De olho nesse mercado de ração (termo usado para indicar o destino da produção para ração animal), a Argentina está substituindo o trigo – que além dos desafios de mercado tem várias barreiras governamentais à exportação – pela cevada. Hoje existem cerca de 1 milhão de hectares de cevada no país vizinho que poderiam ser usados para fabricação de cerveja, e essa área deverá continuar a crescer. “Nos últimos anos, grande parte da safra de cevada argentina foi destinada ao Oriente e à Ásia, para uso na alimentação animal. Como a relação entre oferta e demanda de cevada no mercado internacional sempre foi estreita, qualquer mudança pode causar instabilidade na dinâmica do mercado”, explica Caio.

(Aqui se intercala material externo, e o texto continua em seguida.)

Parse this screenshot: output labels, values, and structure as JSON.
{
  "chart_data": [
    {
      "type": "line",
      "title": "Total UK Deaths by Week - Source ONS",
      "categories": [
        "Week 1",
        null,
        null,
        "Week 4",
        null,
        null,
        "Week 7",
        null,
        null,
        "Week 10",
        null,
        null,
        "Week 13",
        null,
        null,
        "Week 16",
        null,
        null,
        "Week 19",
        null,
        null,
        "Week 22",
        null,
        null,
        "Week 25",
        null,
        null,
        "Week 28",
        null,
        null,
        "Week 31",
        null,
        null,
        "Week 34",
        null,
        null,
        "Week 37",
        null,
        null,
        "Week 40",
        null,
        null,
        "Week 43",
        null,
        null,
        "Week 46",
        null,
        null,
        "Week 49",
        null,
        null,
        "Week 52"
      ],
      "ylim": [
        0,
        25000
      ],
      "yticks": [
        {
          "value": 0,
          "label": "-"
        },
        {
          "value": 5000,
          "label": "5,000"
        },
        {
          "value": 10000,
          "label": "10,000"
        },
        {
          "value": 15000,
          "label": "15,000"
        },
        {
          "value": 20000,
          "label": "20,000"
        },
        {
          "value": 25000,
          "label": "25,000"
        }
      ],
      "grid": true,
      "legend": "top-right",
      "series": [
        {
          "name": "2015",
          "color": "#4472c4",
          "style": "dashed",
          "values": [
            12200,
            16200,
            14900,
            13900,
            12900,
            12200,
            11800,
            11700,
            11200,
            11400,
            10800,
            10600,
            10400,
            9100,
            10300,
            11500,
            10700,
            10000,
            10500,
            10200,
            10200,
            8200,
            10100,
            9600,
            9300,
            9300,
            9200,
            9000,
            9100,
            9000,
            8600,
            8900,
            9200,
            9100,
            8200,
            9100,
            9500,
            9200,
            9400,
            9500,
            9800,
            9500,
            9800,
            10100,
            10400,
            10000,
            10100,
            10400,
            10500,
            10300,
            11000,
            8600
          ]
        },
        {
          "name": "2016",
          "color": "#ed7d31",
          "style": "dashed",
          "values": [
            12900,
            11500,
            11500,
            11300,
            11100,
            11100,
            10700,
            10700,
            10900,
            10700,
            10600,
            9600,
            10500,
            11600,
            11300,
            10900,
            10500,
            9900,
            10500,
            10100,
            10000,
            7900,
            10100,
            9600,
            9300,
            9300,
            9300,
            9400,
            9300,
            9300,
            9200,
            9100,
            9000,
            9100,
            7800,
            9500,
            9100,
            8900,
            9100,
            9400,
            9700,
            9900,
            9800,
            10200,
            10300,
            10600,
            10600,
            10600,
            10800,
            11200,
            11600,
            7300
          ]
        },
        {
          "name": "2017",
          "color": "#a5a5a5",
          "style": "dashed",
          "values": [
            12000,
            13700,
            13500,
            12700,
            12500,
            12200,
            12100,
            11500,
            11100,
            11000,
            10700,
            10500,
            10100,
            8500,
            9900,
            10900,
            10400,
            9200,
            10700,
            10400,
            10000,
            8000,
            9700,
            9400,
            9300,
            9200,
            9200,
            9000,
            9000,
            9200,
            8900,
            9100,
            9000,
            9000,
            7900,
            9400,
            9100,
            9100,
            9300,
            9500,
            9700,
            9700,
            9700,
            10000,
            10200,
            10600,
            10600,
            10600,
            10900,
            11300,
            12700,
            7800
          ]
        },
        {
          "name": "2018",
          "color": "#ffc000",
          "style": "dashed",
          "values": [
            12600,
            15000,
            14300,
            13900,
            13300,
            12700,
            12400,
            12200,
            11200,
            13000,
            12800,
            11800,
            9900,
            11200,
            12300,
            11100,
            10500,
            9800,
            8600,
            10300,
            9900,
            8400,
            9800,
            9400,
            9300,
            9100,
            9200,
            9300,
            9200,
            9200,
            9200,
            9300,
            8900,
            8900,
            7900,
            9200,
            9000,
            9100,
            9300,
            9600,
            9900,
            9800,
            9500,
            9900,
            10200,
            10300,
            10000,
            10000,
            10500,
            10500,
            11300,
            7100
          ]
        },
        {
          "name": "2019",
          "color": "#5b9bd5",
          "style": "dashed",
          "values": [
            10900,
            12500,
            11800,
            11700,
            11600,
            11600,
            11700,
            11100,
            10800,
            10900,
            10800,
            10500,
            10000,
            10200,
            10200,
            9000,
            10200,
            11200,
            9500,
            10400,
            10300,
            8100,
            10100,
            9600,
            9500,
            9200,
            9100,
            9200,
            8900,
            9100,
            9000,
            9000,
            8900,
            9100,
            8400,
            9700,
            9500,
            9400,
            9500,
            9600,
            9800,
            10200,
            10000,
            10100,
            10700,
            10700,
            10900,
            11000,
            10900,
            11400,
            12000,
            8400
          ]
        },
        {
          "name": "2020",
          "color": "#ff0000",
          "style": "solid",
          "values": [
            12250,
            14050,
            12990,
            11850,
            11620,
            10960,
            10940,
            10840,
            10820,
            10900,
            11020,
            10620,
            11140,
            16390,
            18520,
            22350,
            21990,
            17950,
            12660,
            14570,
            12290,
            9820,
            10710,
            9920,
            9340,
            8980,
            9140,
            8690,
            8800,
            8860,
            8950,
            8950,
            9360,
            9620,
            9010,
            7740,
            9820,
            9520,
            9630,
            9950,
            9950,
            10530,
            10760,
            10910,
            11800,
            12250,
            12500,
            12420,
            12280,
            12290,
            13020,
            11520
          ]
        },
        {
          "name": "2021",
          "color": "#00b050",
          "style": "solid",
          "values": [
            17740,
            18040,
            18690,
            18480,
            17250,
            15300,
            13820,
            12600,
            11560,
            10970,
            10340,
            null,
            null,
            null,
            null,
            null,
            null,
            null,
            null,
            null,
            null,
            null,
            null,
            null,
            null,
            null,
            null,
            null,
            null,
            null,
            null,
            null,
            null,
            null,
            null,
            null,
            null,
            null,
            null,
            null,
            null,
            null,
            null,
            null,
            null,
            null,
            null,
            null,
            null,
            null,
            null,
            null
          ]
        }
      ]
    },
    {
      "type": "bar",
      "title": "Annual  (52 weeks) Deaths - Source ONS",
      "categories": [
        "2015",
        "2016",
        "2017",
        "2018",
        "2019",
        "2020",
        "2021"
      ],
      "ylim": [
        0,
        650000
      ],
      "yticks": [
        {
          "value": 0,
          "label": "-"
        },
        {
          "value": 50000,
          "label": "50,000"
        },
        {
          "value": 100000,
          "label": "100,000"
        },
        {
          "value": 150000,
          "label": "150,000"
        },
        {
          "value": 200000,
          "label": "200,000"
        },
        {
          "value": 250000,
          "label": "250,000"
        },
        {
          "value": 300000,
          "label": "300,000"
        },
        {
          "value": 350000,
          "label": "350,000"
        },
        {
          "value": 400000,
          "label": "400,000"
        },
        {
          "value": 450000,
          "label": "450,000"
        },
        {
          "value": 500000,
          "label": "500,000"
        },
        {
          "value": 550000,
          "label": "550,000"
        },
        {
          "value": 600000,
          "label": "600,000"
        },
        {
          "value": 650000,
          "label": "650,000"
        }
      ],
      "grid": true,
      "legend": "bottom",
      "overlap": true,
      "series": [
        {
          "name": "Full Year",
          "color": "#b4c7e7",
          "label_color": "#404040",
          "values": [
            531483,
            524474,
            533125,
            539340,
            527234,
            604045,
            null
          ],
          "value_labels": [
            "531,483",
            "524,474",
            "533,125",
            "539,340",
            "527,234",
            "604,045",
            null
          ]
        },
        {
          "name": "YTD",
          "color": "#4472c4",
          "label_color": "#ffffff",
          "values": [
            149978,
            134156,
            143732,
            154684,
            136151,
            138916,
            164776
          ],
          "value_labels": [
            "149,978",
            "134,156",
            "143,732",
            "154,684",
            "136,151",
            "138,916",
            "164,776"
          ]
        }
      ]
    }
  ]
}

Para o pesquisador da Embrapa Trigo, Aloísio Vilarinho, o mercado de cevada na alimentação animal está apenas começando no Brasil, mas deve se consolidar rapidamente: “A escassez de milho devido à crescente produção de proteína animal abre a oportunidade para o uso de cereais de inverno na alimentação. A Região Sul tem área e conhecimento para abastecer este mercado e a cevada tem se mostrado uma excelente alternativa para alimentação de bovinos, suínos e aves”, afirma o pesquisador, lembrando que, em pouco tempo, o valor pago pela fabricação de grãos de cevada deverá ser igual à cevada forrageira.
O 33º Encontro Nacional de Pesquisa da Cevada reuniu mais de 120 pesquisadores no auditório da Embrapa Trigo, em Passo Fundo, RS, nos dias 2 e 3 de agosto. Foi realizado pela Ambev, em parceria com a FAPA/Agrária e a Embrapa. Ao final do Encontro, os participantes fizeram uma visita às instalações da Maltaria Passo Fundo, administrada pela Ambev.
O principal resultado do evento é a atualização da publicação “Indicações técnicas para a produção de cevada cervejeira nas safras 2023 e 2024”, que deve estar disponível até o final deste ano. Entre as principais mudanças previstas está a inclusão de duas novas cultivares desenvolvidas pela equipe de pesquisa da Ambev: ABI Rubi e ABI Valente. A próxima edição do Encontro de Pesquisa está prevista para o mês de abril de 2024, realizada pela FAPA/Agrária.